John,

> Prior to and during homing, the soft limits are set to 
> "current position 
> +/- total length of axis"  (length of axis is the difference 
> between the
> soft limits in the ini file.  That means the home sequence 
> should run into the physical ends of the axis before it hits 
> the soft limit, unless the values in the ini file are grossly wrong.
> 
> Once an axis is homed, the soft limits are absolute, based on 
> the ini file values.

You mentioned below that EMC will prevent you from getting within 0.1% of
either limit. My X axis length is 76" and Y is 120", thus 0.076" and 0.120"
respectively.
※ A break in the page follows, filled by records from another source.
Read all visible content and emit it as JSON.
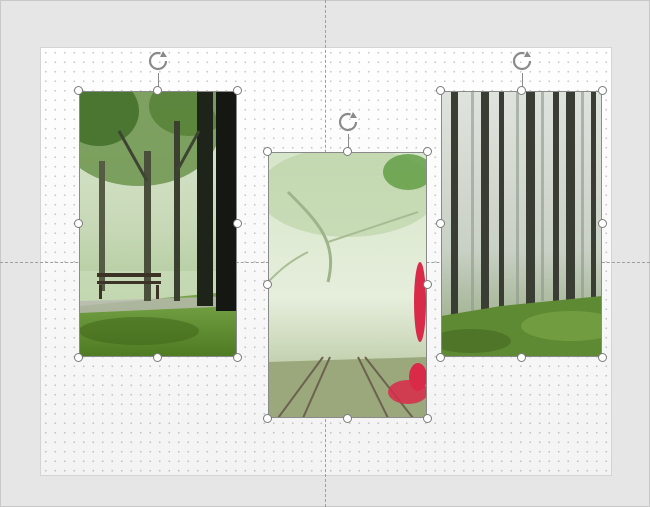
{
  "icons": {
    "rotate": "rotate-handle-icon",
    "handle": "resize-handle"
  },
  "colors": {
    "workspace": "#e6e6e6",
    "slide": "#ffffff",
    "handle_border": "#7b7b7b"
  }
}
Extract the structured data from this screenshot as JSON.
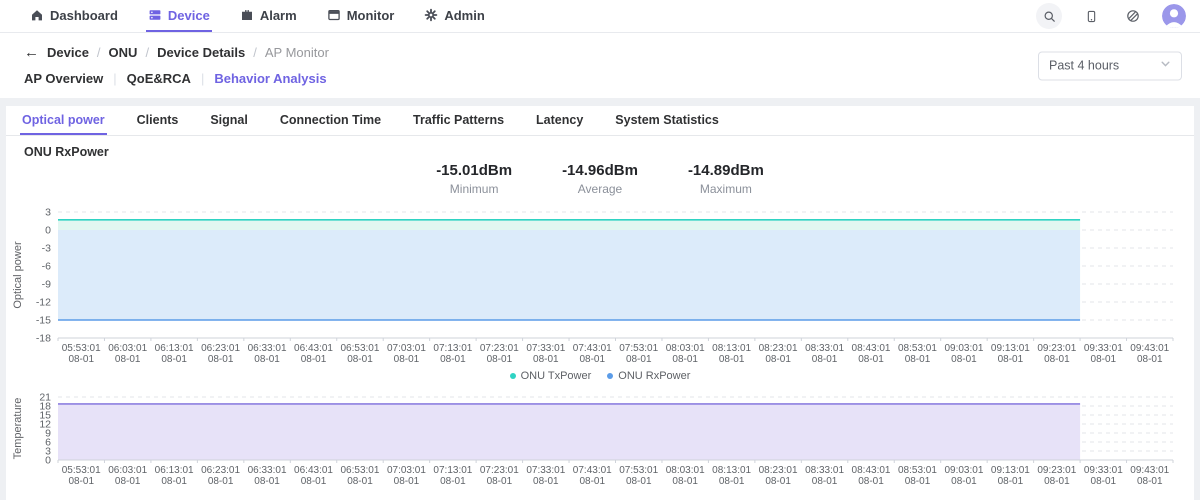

Those would seem to be about the points the soft limit is
being triggered when homing.

I had played with several ways of setting the soft limits, like setting the
homes for X and Y at 0.2" off the limit switches, and setting that position
as 0.0, hence the soft limits would go from 0 - 75.6 and 0 to 119.6
respectively, but to simplify things, I set the soft limits to the hard
limits.

> In all but the latest CVS, EMC will prevent you from getting 
> closer than 0.1% of the total axis length of either limit.  
> That doesn't sound like your situation, since "nowhere near 
> the limit" seems like a lot more than 0.1%.  (0.1% of a 20" 
> long axis is only 0.020".)  Last night after a discussion on 
> IRC, I recoded the soft limits.  You can now go all the way 
> to the limits, but not beyond.  Reaching the limits is not 
> treated as a fault, it just stops moving.  Going beyond the 
> limits is a fault, but that is hard to do because jogs and 
> other motion commands are checked before they are issued.  At 
> the moment the only way I know of to get that fault is to 
> issue an arc command with both endpoints inside the limit but 
> some part of the arc outside the limit.  (Eventually we will 
> improve the checking, and even that arc command will be 
> caught before the move starts.)

That makes a lot of sense, but I thought I had figured that out, in that it
was happening with the Z axis. I would generally encounter this problem
after issuing A G92 or similar command, so it is possible I am still getting
fooled by Z, and thinking it was X or Y which was tripping the soft limit
(hence, nowhere near the soft limits).

I think I know what to look for on the second part, still not quite sure
what is going on with homing, but I will do some more testing.